Custom Slash Commands and Skills

In the previous lesson, we used CLAUDE.md to define passive rules—instructions Claude Code reads before acting. However, true architectural efficiency comes from creating active workflows. This lesson covers how to extend the Claude Code REPL (Read-Eval-Print Loop) by building Custom Slash Commands and defining custom Skills, transforming a general AI assistant into a highly specialized tool for your specific codebase.

1. The Limitation of Native Commands

Out of the box, Claude Code comes with native slash commands like /compact (to manage context), /clear (to wipe the session), and /help.

While useful, these are generic. In an enterprise environment, developers perform highly specific, repetitive tasks: running a specialized test suite, scaffolding a new microservice according to internal boilerplate, or triggering a custom deployment script. Forcing developers to type out the full prompt for these complex tasks every time is inefficient and prone to error.

2. Custom Slash Commands (Workflow Aliases)

A Custom Slash Command is essentially an alias or a macro. It maps a simple terminal command (e.g., /scaffold-api) to a massive, predefined prompt or workflow.

Architectural Value:

Standardization: If your team has a strict 15-step checklist for reviewing a Pull Request, you do not want developers manually asking Claude to do it. You define a /pr-review command. When triggered, Claude executes the exact, standardized 15-step prompt designed by the architecture team.
Token Efficiency: Instead of a developer typing a paragraph of context, the slash command automatically injects the exact right context needed for the task, preventing token waste.

3. Skills (Custom Agentic Tools)

While a Slash Command is a shortcut for a prompt, a Skill is a new tool added to Claude Code's internal toolbelt.

By default, Claude Code knows how to use standard tools like git, grep, and npm. But what if your company uses a proprietary internal CLI (e.g., acme-deploy) or heavily relies on kubectl for infrastructure?

Defining a Skill: You teach Claude Code a new Skill by defining it in your configuration. You must provide the command name, a description of what it does, and the expected inputs.
Agentic Execution: Once a Skill is defined, Claude Code can use it autonomously. If a user asks, "Check the status of the staging pods," Claude Code will realize it needs the kubectl Skill, format the correct shell command, and execute it.
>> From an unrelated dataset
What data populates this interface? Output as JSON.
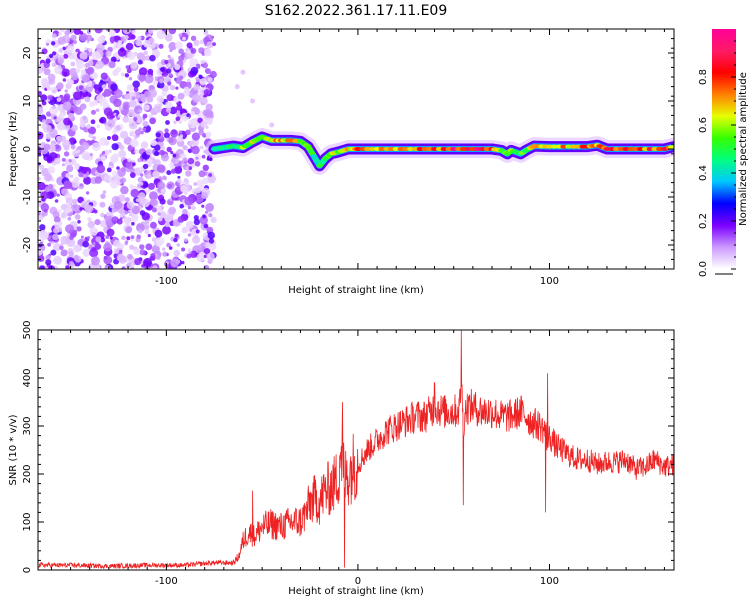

4. Implementation via Configuration

In the Claude Code ecosystem, custom commands and skills are typically defined within your project's configuration (often an extension of CLAUDE.md or a dedicated JSON/YAML config file in the project root).
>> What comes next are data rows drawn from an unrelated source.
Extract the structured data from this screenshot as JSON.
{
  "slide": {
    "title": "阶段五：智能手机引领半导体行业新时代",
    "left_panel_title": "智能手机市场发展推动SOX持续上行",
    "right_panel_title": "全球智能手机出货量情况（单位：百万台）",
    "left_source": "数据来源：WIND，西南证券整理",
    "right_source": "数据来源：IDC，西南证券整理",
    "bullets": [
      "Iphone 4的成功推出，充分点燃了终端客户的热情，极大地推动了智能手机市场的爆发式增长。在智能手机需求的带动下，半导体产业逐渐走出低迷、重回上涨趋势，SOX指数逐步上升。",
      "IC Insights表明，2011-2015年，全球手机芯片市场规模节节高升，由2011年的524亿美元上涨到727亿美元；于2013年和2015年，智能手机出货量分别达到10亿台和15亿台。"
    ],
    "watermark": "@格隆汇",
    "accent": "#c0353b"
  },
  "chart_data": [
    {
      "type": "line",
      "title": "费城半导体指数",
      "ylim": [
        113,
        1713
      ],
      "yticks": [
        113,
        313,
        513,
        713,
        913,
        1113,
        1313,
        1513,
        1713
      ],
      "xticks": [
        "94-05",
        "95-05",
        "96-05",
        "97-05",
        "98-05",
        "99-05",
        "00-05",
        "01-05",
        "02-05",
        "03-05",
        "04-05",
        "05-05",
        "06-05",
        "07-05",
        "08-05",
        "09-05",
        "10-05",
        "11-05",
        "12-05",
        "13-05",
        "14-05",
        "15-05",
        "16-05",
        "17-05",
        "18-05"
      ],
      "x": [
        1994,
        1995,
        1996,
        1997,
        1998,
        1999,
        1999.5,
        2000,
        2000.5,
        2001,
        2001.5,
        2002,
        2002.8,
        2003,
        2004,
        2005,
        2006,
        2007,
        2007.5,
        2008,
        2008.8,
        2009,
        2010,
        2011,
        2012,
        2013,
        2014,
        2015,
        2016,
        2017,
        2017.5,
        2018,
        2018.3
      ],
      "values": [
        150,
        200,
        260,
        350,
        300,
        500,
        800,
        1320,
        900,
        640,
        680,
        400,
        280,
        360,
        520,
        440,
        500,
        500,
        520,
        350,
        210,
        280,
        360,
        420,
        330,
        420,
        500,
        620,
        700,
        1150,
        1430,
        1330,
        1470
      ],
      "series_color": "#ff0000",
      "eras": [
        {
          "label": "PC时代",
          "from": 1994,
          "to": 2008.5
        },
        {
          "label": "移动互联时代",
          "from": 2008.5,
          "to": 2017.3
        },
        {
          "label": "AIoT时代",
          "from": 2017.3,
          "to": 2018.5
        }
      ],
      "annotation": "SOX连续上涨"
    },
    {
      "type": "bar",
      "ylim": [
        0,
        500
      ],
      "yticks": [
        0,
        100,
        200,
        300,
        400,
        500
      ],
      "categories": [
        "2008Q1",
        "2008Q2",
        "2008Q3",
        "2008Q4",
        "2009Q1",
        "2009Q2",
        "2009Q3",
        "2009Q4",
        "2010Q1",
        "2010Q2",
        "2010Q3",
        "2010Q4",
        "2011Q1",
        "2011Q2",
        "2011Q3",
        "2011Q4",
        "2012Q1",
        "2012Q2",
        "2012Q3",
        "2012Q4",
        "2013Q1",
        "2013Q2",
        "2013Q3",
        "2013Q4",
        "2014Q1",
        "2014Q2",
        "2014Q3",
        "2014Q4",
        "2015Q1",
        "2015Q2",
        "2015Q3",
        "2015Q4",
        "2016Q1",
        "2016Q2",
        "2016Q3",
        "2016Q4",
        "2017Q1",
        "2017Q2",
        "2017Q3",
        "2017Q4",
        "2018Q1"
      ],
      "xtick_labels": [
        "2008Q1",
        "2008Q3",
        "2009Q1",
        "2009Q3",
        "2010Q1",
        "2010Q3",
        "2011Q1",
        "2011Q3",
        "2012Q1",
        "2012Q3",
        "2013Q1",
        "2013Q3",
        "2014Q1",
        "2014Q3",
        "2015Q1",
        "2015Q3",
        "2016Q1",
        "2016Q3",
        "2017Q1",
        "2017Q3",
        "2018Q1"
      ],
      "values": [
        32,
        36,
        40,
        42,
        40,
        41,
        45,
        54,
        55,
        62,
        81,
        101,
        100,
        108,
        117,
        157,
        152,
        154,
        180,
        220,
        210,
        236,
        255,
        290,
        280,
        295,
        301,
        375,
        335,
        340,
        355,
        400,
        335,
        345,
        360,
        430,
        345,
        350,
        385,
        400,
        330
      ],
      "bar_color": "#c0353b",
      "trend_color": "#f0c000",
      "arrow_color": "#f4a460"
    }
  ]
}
Example Conceptual Implementation:

YAML

# claude-config.yaml
commands:
  - name: "/lint-fix"
    description: "Runs the corporate linter and automatically fixes all styling errors in the current working directory."
    prompt: "Run `npm run lint:fix`. If any errors remain, read the error output, explain why they occurred, and edit the files to resolve them strictly following the corporate style guide."

skills:
  - name: "terraform-apply"
    description: "Deploys infrastructure changes to the specified environment."
    allowed_commands: ["terraform plan", "terraform apply"]

5. The `allowed-tools` Restriction (Security)

When you give Claude Code custom skills—especially those that interact with infrastructure or run build scripts—you introduce severe security risks. A hallucination could result in Claude accidentally running terraform destroy instead of terraform plan.

Architectural Enforcement:

To prevent this, architects use the allowed-tools or allowed-commands paradigm.

You do not give Claude Code raw shell access to do whatever it wants.
If you create a Skill for managing Docker, you strictly whitelist the exact commands it is allowed to run (e.g., docker build, docker logs).
If Claude Code attempts to run a command outside of that whitelist (e.g., docker rm -f), the local client physically blocks the execution, returns an error to the model, and forces it to escalate to the human user for manual override.

6. Session Forking (`context:fork`)

When building complex Slash Commands, architects often utilize a pattern called Forking.

If a developer is 40 turns deep into a debugging session, and they suddenly run /run-heavy-tests, injecting the massive test output into the current context window will degrade the agent's memory of the debugging session.

The Fork Pattern: You configure the Slash Command to execute in a forked context (context:fork). The agent temporarily spawns a parallel session, runs the heavy tests, synthesizes the results into a concise summary (e.g., "3 tests failed in auth.py"), and then returns only that summary to the main debugging session. This keeps the primary context window clean and focused.